Interestingly, when I asked Dolan to give me his three pieces of advice to a new leader,  Several seemed to foreshadow his demise.  His number one piece of advice for the early days on a new job was focus 100% internally.  That  myopic view left Dolan with little insight on what his customers wanted, where the market was going and what his stakeholders were expecting.

The other piece of suspect advice was “get the right people in place as soon as possible.  Not only must they be competent, they must be committed 110% to your agenda”.  Dolan sounds like he wanted a stable of “yes men.”  My own personal leadership experience has been that I’ve been at my best as a leader when I’ve chosen people who were not entirely committed to my agenda and in fact, the team helped form the collective agenda.  They were confident enough to challenge the status quo – including my own- and find unique, innovative, richer, more imaginative solutions that enhanced the integrity and reputation of the organization.  At the same time, this approach made me take a deeper dive at what we were trying to achieve and my own beliefs about what we were doing.   As Jim Collins and Jerry Porras assert in their groundbreaking book Built to Last, ”Companies that mimic the evolution of well-adapted species – those that try a lot of stuff and keep what works- will have better odds of survival in an unpredictable, changing environment; others will likely become extinction.”  Dolan’s insistence on commitment to his agenda – 110%-   led to his own extinction.

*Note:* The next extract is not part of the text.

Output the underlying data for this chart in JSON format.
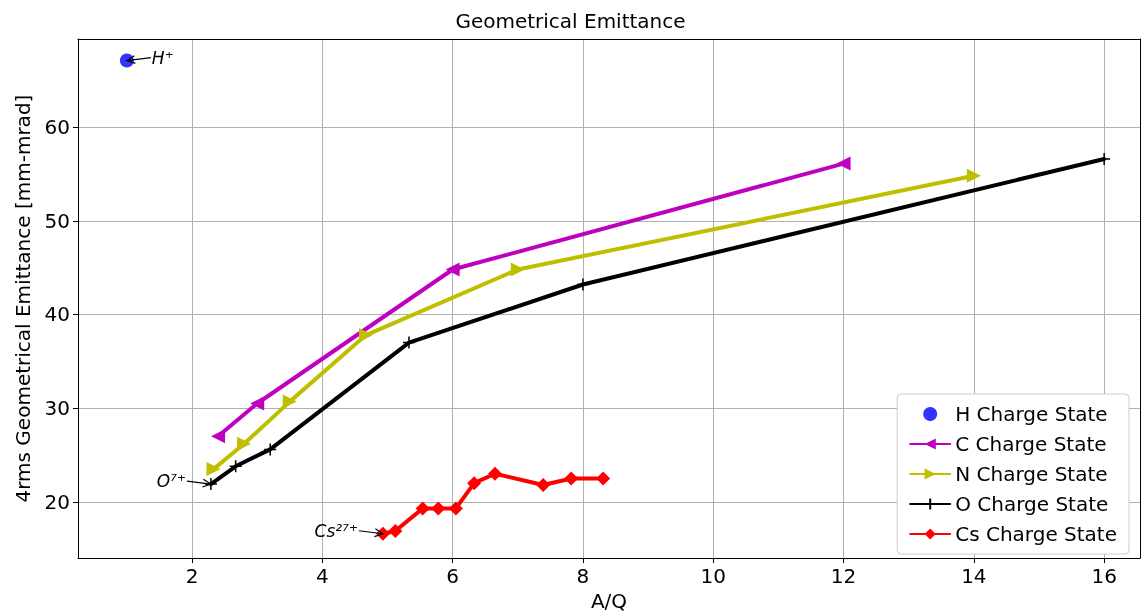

While the DOJ, on the most recent Dolan conundrum did block the sale of the generic Plavix and thus side with Dolan, the damage was done.  Bristol-Myers’ leadership came down on the wrong side of ethics and integrity.  As demonstrated by its stock price and earnings forecasts, the organization’s performance was directly impacted.  Bristol-Myers undoubtedly would have better served by a leader who aligned clear values and ethical execution with dynamic, collective strategy.

Enlightenment arrives when leaders realize no one human being  – even the CEO-  has all the answers  and are  confident the stars on their teams can continuously play the role of challenging the status quo and developing imaginative approaches to an existing “agenda” that meets and exceeds performance expectations while maintaining integrity.